Divorce is painful. It is painful for parents, for kids, and for close friends and family. We all respond to pain differently depending on who we are and our stage of life. Teenagers are not immune from the effects of divorce.
Every teenager and every family is unique. So too the reasons and dynamics of every divorce is different. Therefore it is very hard to predict or prescribe how particular teens will respond to their parents divorcing.
However there are significantly increased risk factors for teens whose parents get divorced. When compared with teenagers who do not come from divorced families, research has found teens from divorced families:
- are more aggressive
- are more anxious
- have higher school drop out rates
- are more sexually active at an earlier age
- have higher rates of delinquency
- have higher rates of drug and alcohol addiction
These findings do not say that all teens from divorced families will have these issues. Such research merely suggests that teens who come from divorced families are at increased risk. The increased risk factors highlight the nature of possible problems teens face when their parents divorce.
This post will address some of the more significant effects divorce has on teenagers.
The Adolescent Process is Interrupted
Adolescence involves teens gaining a sense of autonomy, an identity independent of their parents. This process requires teens to separate from their parents. When divorce happens teens may perceive their parents have separated from them.

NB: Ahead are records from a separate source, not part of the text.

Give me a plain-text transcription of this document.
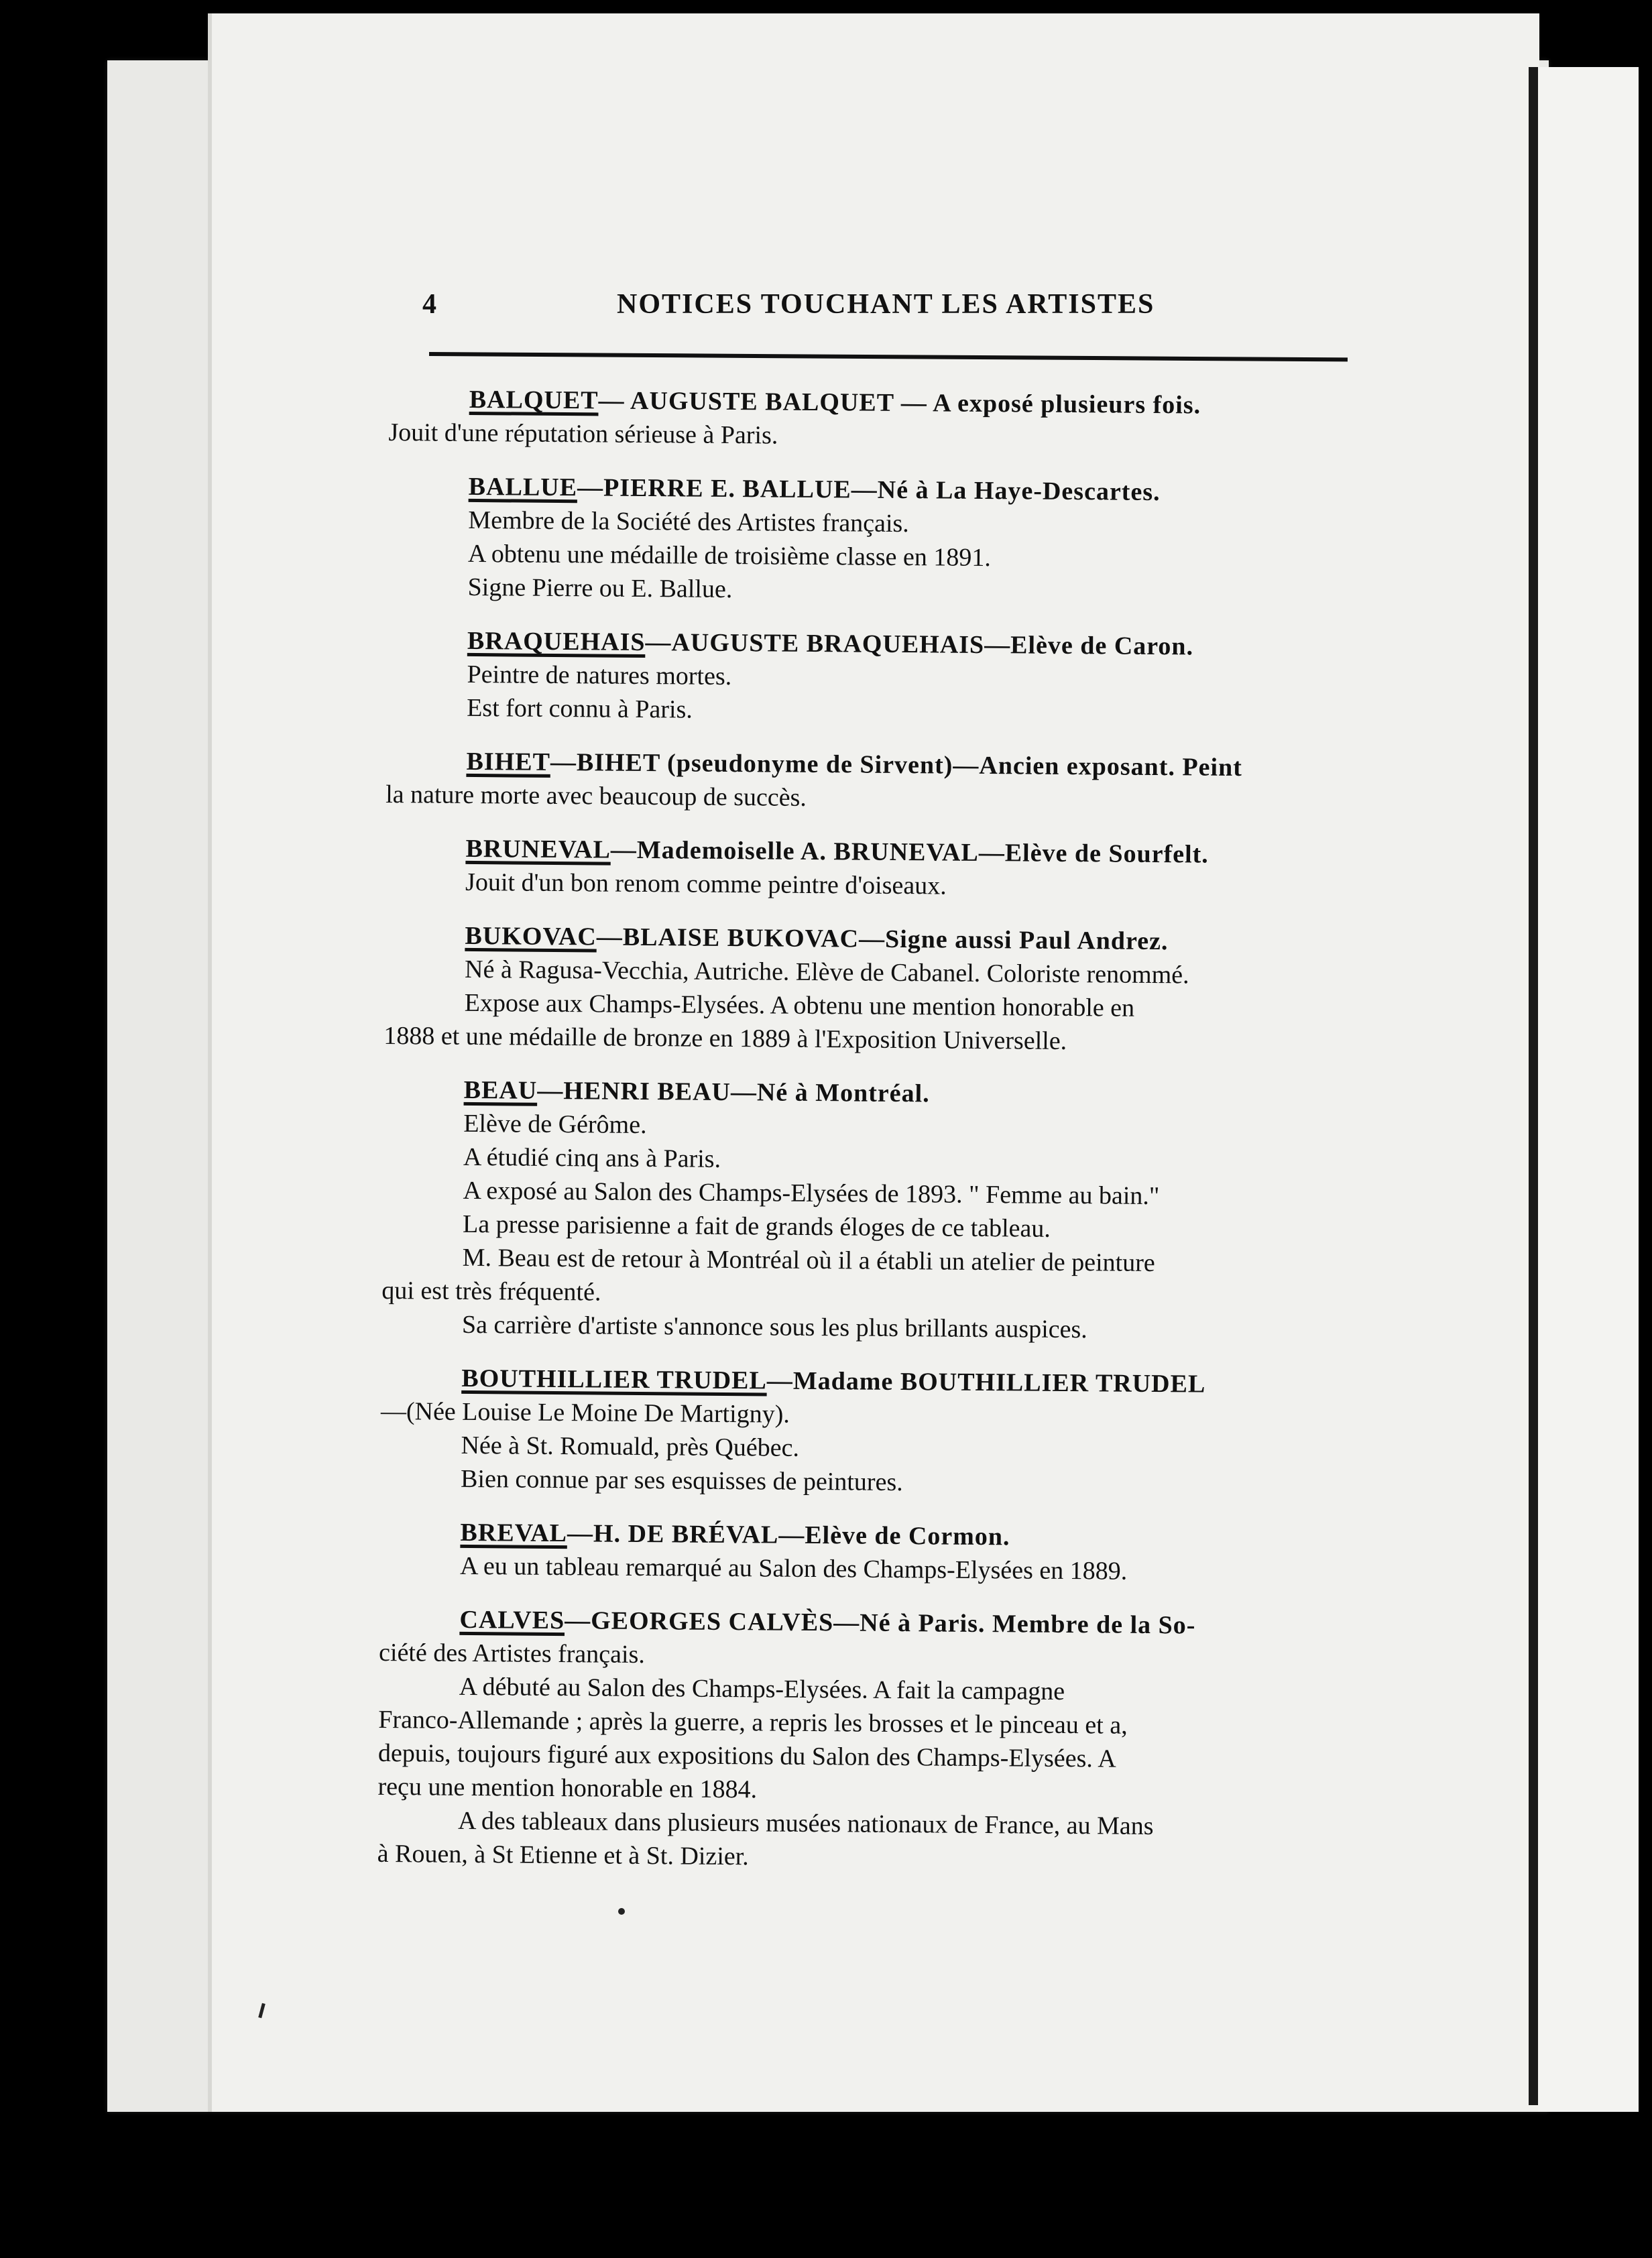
4	NOTICES TOUCHANT LES ARTISTES
BALQUET— AUGUSTE BALQUET — A exposé plusieurs fois.
Jouit d'une réputation sérieuse à Paris.
BALLUE—PIERRE E. BALLUE—Né à La Haye-Descartes.
Membre de la Société des Artistes français.
A obtenu une médaille de troisième classe en 1891.
Signe Pierre ou E. Ballue.
BRAQUEHAIS—AUGUSTE BRAQUEHAIS—Elève de Caron.
Peintre de natures mortes.
Est fort connu à Paris.
BIHET—BIHET (pseudonyme de Sirvent)—Ancien exposant. Peint
la nature morte avec beaucoup de succès.
BRUNEVAL—Mademoiselle A. BRUNEVAL—Elève de Sourfelt.
Jouit d'un bon renom comme peintre d'oiseaux.
BUKOVAC—BLAISE BUKOVAC—Signe aussi Paul Andrez.
Né à Ragusa-Vecchia, Autriche. Elève de Cabanel. Coloriste renommé.
Expose aux Champs-Elysées. A obtenu une mention honorable en
1888 et une médaille de bronze en 1889 à l'Exposition Universelle.
BEAU—HENRI BEAU—Né à Montréal.
Elève de Gérôme.
A étudié cinq ans à Paris.
A exposé au Salon des Champs-Elysées de 1893. " Femme au bain."
La presse parisienne a fait de grands éloges de ce tableau.
M. Beau est de retour à Montréal où il a établi un atelier de peinture
qui est très fréquenté.
Sa carrière d'artiste s'annonce sous les plus brillants auspices.
BOUTHILLIER TRUDEL—Madame BOUTHILLIER TRUDEL
—(Née Louise Le Moine De Martigny).
Née à St. Romuald, près Québec.
Bien connue par ses esquisses de peintures.
BREVAL—H. DE BRÉVAL—Elève de Cormon.
A eu un tableau remarqué au Salon des Champs-Elysées en 1889.
CALVES—GEORGES CALVÈS—Né à Paris. Membre de la So-
ciété des Artistes français.
A débuté au Salon des Champs-Elysées. A fait la campagne
Franco-Allemande ; après la guerre, a repris les brosses et le pinceau et a,
depuis, toujours figuré aux expositions du Salon des Champs-Elysées. A
reçu une mention honorable en 1884.
A des tableaux dans plusieurs musées nationaux de France, au Mans
à Rouen, à St Etienne et à St. Dizier.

Despite teenagers trying to separate from parents during adolescence, they still require the relational safety that comes from secure and healthy relationship with their parents. Teens develop by establishing autonomy at their own pace. It is often 3 steps forward 2 steps back type progress.
During divorce parents can become very self absorbed or distracted, leading to them giving less attention to their kids. This results in teens becoming very insecure about the nature or their relationship with their parents and feeling isolated or anxious.
Teens are Forced to Grow Up Quickly
Many teenagers feel their time for growing up is shortened by the divorce. This can be for multiple reasons including:
Parents using the teen as a confidant, exposing the teenager to the adult world sooner.
Teens being required to take up extra adult responsibilities around the home due to loss of a parent i.e looking after siblings.
Parents unable to provide previous level of support or nurture due to depression or fatigue, leaving the teen to navigate life alone.
Teens Feel Like It Is Their Fault
It can be very hard for people to blame those they care about for doing something wrong or hurtful, particularly their parents. There can be a lot of pain and disappointment involved in admitting to oneself that those we know care about us have caused us pain.
For this reason many teenagers will blame themselves for their parents behaviour because it is emotionally easier to deal with. It is common for teens to formulate beliefs about how their behaviour is the reason their parents are divorcing.
These beliefs can result in teens being angry at themselves. While being angry at themselves the teen is also likely to be very compliant and extra helpful to one or both parents as a means of trying to make up for the mess they believe they have created.
Quality of Life Suffers
Divorce costs in lots of ways. When one household becomes two the cost of living increases and in most cases the standard of living decreases for all involved.
Financially parents no longer have the disposable income available they once had. In many cases the financial pressure on one or both parents also results in longer work hours, less time with kids, and increased stress levels. All of these effects result in teenagers experiencing a significant drop in their standard of living. This change can leave them feeling resentful and angry.
Reach Out to Peers For Support
It is normal in adolescence for peers to become more influential in shaping who a teenager is, what they think, and what they do. During a divorce this influence can increase.
As the home situation changes and becomes less stable and / or less pleasant, teens can find greater comfort and security in their relationship with peers. This can offer genuine benefits such as providing a place to explore how they feel, especially if there are peers who have gone through similar experiences.
The negatives are when teens become susceptible to excessive influence from peers who actively encourage anti-social of destructive behaviour.
Teenage Behaviour Changes
Just as there are common impacts of divorce, there are also common behavioural traits that can emerge. Behaviours common for teenagers whose parents are going through a divorce include:
Being angry and highly critical of their parents’ decision. This anger may be expressed verbally and can be directed at one or both parents.
Withdrawal from one parent as a form of punishment. This might coincide with taking the side of the other parent.
Depressed or withdrawn from one or both parents. Increased time spent away from the family home or locked away in their own room.
Increased desire to spend more time with peers. Tendency to become argumentative or aggressive if prevented from doing so.
Better behaved. Hoping that this will save their parents’ marriage or atone for what they believe was their fault.
Decreased academic performance including more disruptive behaviour at school, loss of interest in school work, or truancy.
Increased risk taking behaviour such as binge drinking, illicit drug use, sexual promiscuity.
Research suggests that most adjustment problems occur within the first two years following their parent’s divorce or remarriage. Behavior problems are most common during the divorce process, but they will tend to diminish as time passes. Most young people will adapt successfully to this life transition and have no negative long-term effects.